The island’s endoscopy nurses have raised money for a local lung cancer charity.
They collected £1,501.41 for Roy Castle Lung Cancer Foundation Isle of Man by taking part in the 2023 World Championship Viking Longboat Races.
Roy Castle Lung Cancer Foundation is the leading UK lung cancer charity, helping people affected by the disease, and the Isle of Man charity was established just before Covid in 2020.
Trudi Hudson, fundraising and support officer, said: ‘It’s fantastic, we’re absolutely delighted that the team from endoscopy at Noble’s really pulled together, and did the Viking Longboat Races, which is no mean feat, it’s physically challenging and we’re just so please they chose to support us.
‘There’s such a wealth of charities on the Isle of Man that can be supported so for them to choose us, we were absolutely delighted.’
Lisa Riley, endoscopy nurse, said: ‘We’ve supported other charities in the past, and we just thought it was time for something else.
‘It was my manager’s idea initially [to take part in the longboat races]. We did try and do it last year but we were a bit late with our entry.
‘We kept saying we’re going to do it, we’re going to do it, and then we decided what charity we were going to do it for, I spoke to Trudi and it all fell together then.
‘It was really good, we didn’t come first but we didn’t come last either, all the girls really enjoyed it and we’re going to do it next year as well!’
Trudi added that the importance of the charity on the island was undervalued.
She said: ‘We’re trying to raise awareness of lung cancer. The very wide-ranging symptoms can seem unharmful at the time but people should be mindful to know to put everything together and go see their GP.
‘We offer support for patients who’ve been diagnosed and offer a lung cancer connect service.

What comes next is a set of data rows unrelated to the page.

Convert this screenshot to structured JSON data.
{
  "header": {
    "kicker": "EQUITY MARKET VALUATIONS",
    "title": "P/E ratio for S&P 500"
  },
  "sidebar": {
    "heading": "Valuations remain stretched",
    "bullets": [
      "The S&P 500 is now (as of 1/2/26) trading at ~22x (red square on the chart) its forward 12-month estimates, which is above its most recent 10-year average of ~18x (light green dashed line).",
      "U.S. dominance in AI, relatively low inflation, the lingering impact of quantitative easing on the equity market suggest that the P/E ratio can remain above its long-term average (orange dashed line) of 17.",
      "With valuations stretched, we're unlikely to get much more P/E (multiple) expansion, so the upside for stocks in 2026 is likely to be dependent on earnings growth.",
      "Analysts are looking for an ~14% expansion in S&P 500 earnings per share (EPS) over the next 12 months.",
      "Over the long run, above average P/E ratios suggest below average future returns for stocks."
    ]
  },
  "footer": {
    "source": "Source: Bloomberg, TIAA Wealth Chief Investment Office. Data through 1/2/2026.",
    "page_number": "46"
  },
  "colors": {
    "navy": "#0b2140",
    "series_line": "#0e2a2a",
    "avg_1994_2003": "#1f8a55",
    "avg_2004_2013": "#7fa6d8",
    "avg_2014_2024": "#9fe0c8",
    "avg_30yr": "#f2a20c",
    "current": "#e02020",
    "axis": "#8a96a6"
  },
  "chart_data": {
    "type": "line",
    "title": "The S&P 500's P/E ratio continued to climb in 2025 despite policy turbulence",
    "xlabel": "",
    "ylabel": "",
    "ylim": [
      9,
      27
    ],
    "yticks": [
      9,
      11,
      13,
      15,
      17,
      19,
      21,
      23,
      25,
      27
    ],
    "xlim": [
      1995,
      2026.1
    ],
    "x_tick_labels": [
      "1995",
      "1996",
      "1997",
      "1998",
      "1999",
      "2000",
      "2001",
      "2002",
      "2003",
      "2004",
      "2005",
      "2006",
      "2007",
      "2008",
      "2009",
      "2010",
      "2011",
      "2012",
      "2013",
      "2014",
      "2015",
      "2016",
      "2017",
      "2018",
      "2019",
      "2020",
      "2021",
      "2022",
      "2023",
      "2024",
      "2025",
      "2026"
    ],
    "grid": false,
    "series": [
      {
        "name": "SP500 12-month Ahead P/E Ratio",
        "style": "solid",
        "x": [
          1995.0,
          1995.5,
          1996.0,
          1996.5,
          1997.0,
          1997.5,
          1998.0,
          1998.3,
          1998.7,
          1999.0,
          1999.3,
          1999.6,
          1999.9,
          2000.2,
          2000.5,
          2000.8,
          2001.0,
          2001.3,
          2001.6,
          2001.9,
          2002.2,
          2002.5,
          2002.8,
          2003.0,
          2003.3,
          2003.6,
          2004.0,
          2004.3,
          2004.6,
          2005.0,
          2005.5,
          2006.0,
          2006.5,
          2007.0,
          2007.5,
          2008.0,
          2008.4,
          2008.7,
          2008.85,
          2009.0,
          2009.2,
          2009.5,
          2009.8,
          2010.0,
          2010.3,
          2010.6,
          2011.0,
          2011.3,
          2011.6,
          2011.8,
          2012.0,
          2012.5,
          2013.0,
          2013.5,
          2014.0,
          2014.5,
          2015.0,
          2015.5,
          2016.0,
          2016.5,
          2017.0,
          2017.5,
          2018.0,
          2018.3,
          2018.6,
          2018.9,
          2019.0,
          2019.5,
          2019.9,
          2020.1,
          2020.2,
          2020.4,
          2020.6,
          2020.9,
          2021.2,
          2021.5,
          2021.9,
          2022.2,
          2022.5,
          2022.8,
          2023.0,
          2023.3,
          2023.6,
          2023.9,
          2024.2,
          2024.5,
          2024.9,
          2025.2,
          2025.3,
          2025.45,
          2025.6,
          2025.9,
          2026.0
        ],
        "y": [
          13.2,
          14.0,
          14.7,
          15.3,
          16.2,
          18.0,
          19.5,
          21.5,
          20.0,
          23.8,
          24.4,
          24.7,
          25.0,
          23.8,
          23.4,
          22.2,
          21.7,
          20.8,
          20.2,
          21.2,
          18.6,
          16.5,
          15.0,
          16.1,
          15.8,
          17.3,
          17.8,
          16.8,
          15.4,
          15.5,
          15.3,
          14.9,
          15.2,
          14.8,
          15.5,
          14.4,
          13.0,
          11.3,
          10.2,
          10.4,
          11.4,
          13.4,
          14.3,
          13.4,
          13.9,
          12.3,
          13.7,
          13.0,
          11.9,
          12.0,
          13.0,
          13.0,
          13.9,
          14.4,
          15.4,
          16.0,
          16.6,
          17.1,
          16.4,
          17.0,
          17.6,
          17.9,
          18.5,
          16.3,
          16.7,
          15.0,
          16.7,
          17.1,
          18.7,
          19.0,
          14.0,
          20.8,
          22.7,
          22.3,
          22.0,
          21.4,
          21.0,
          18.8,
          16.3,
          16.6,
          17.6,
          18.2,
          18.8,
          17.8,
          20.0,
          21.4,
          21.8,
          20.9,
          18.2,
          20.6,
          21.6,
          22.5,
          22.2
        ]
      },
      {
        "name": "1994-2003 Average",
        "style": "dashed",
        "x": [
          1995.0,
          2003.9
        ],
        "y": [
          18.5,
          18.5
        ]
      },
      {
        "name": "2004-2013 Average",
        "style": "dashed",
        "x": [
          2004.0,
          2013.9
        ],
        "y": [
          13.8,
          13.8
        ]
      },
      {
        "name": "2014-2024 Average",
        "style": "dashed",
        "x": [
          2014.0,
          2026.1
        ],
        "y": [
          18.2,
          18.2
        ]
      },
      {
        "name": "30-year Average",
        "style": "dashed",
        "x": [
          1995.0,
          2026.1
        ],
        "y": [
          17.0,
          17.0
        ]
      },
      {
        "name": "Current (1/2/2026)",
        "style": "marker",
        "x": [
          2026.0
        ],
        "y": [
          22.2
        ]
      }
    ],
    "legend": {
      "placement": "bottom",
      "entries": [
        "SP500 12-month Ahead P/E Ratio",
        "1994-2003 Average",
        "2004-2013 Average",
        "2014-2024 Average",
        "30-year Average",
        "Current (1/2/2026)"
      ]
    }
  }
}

It’s a service that we set up last year that will support people through, from diagnosis and treatment to end of life. We don’t deal with anything medical in that. It is purely to help people practically, emotionally and financially, so they can contact us for anything they may need.
‘Obviously, there’s a fundraising side that funds that service and also a lot of our money stays in the island but we do spend some of it on research because that’s a big part of the charities history.
‘Last year alone we had six new treatments come out into market and are being used, so it’s money well spent.’